What if she’s done with me in this life and I have to wait until I have another to find her?

I wanted to die in that hospital when I woke up and saw what had happened to my face.

I wanted to die when I was a kid, and my dad would lay into me so bad and the pain was so wretched that I couldn’t take a breath without suffering.

Thinking about a lifetime without Bronte, I’ve never wished harder not to be in existence at all.

I know if she could hear my thoughts, even if she is done with me, that she’d talk me down.

She always knows just what to say. She’d give me the last of her strength, if I truly needed it, even if her heart was no longer open to me.

She’d bring the sunlight with her and pack it hard into all the dark spots inside of me until I shone bright.

My dad used to put holes in the walls, mostly with his fists.

I’ve never wanted to be like him, but I’m starting to understand the appeal.

It’s hard, being here, feeling so much pain and being unable to get it out.

I need to sculpt. It’s crawling up my throat, choking me.

Sculpting is my lifeline. It’s the one thing that’s kept me from going insane.

When I’ve wanted to float away, it’s kept me grounded.

I know I’m not ready to go back home yet, at least physically, but my mind is going to break being here.

I feel trapped. Lost. Wounded.

That’s why I had Kael get the language books for me. It’s something I’ve loved since high school, when I found I was good at it.

Kael just left half an hour ago, so when I hear the door open, I figure it’s either Crow coming to check on me because he does that throughout the day, letting himself in from downstairs, or it’s Dravin back early.

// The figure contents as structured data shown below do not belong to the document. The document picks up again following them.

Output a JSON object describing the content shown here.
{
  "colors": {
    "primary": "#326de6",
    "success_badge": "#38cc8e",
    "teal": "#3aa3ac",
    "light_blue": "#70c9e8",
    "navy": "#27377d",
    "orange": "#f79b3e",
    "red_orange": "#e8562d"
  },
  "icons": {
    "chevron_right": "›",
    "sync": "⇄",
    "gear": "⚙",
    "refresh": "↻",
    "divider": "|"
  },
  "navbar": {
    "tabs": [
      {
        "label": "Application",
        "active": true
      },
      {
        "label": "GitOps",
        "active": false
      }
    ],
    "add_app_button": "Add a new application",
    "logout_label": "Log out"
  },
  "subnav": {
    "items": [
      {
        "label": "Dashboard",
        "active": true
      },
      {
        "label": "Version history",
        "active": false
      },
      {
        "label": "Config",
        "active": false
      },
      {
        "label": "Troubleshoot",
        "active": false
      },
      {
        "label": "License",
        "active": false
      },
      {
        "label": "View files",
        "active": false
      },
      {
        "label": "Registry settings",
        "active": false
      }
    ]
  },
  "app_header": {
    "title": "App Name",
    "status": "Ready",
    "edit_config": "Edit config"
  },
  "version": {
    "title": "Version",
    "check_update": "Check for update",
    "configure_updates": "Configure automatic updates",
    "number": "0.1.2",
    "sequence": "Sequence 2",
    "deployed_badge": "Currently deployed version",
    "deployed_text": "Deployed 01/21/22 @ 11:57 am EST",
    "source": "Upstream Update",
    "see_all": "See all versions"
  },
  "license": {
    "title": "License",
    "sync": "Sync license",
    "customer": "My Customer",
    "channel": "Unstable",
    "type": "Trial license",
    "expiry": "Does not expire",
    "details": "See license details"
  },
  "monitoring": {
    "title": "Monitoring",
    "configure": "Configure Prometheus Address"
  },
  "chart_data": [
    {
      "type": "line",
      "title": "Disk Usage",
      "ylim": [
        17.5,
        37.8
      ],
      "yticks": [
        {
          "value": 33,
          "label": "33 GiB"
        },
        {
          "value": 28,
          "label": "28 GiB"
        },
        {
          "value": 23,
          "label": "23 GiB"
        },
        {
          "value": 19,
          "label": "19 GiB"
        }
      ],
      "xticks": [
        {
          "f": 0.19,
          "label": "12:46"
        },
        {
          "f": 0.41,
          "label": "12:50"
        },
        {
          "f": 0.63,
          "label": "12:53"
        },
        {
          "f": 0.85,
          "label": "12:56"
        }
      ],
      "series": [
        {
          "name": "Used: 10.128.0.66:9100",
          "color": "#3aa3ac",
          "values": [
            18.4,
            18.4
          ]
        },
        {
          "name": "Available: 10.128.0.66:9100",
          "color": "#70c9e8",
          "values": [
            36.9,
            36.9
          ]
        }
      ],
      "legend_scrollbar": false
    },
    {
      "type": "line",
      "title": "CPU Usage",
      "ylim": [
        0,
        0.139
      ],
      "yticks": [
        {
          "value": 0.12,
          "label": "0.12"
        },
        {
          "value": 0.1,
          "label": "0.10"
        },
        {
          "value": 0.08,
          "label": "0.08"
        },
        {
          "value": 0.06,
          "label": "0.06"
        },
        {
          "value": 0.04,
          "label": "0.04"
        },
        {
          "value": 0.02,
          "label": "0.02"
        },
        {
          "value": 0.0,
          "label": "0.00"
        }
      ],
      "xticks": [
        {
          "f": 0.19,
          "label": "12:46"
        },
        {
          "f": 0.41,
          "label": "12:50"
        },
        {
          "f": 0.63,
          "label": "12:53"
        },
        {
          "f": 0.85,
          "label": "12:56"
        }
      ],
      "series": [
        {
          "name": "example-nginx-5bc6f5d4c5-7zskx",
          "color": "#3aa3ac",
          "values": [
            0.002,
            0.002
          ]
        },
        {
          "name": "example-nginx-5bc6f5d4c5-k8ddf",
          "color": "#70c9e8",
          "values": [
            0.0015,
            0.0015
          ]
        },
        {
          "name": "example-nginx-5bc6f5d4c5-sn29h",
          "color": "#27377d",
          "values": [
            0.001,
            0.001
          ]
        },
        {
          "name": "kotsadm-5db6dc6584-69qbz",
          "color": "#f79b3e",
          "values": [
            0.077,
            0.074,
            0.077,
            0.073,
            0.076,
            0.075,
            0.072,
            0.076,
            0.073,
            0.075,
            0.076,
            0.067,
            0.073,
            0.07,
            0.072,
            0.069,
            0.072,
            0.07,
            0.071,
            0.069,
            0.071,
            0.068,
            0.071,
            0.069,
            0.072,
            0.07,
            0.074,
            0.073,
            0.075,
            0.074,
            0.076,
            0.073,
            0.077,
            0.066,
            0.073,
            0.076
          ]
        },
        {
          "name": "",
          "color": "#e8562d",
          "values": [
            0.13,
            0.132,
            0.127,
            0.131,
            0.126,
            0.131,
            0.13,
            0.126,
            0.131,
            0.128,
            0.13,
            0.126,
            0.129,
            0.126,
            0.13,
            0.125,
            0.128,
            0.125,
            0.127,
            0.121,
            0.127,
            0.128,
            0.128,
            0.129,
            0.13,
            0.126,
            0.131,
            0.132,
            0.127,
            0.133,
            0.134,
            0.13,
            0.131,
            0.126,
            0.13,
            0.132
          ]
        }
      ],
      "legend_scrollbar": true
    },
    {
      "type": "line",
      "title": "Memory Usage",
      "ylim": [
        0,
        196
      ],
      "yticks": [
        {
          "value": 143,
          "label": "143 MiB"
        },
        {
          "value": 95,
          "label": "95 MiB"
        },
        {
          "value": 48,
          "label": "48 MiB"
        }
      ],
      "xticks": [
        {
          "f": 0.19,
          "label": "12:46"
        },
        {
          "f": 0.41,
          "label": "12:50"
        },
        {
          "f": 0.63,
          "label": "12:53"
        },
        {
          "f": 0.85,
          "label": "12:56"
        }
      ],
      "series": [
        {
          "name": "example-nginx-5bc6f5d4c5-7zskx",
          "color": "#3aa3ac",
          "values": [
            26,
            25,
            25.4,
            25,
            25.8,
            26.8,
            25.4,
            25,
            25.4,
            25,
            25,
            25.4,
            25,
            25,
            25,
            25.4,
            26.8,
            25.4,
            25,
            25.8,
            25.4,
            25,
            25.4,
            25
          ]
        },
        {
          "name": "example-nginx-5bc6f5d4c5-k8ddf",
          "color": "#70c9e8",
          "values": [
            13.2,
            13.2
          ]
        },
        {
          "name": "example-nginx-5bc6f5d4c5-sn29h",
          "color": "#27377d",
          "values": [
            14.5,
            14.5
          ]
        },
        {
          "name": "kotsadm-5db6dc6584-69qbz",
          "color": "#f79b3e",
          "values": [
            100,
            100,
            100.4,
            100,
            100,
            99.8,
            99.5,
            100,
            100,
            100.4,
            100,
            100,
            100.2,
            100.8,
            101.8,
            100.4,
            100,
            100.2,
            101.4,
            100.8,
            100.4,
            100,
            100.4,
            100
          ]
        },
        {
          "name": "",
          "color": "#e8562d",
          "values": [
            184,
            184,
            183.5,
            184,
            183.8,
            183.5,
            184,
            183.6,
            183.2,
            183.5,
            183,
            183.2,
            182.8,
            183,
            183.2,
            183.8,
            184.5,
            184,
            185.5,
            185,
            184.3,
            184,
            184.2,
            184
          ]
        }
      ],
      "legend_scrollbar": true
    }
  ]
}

Some afternoons, he’s been able to be here for an hour or two before having to head back to the clubhouse.

The light rap of his knuckles on the door is familiar. “Dominic?”

I get up, walking slowly, to open it.

Bad idea.

When I see who’s on the other side, I nearly fall right onto my ass.

Bronte .

Like all my dark, brooding thoughts and my splintered heart have summoned her.

All the internal bullshit from the past year and a half, the way I’ve tunneled into myself, wrapped myself in thick armor, erected the tallest walls, dug myself into the deepest, darkest hole to hide away from the sun—all of it is just… gone. Vanished, like it never was.

I can’t pretend that I don’t want this. Her. The life together we promised each other. The memories. I have zero strength left for the person I tried to force myself to be. I’m not that man who is strong enough to let Bronte go. I’m not that caricature I made for myself of a man I don’t recognize.

I’m just Dom, the boy who fell in love with Bronte, the one who grew up with her, who grew into loving her and never, ever wanted to stop.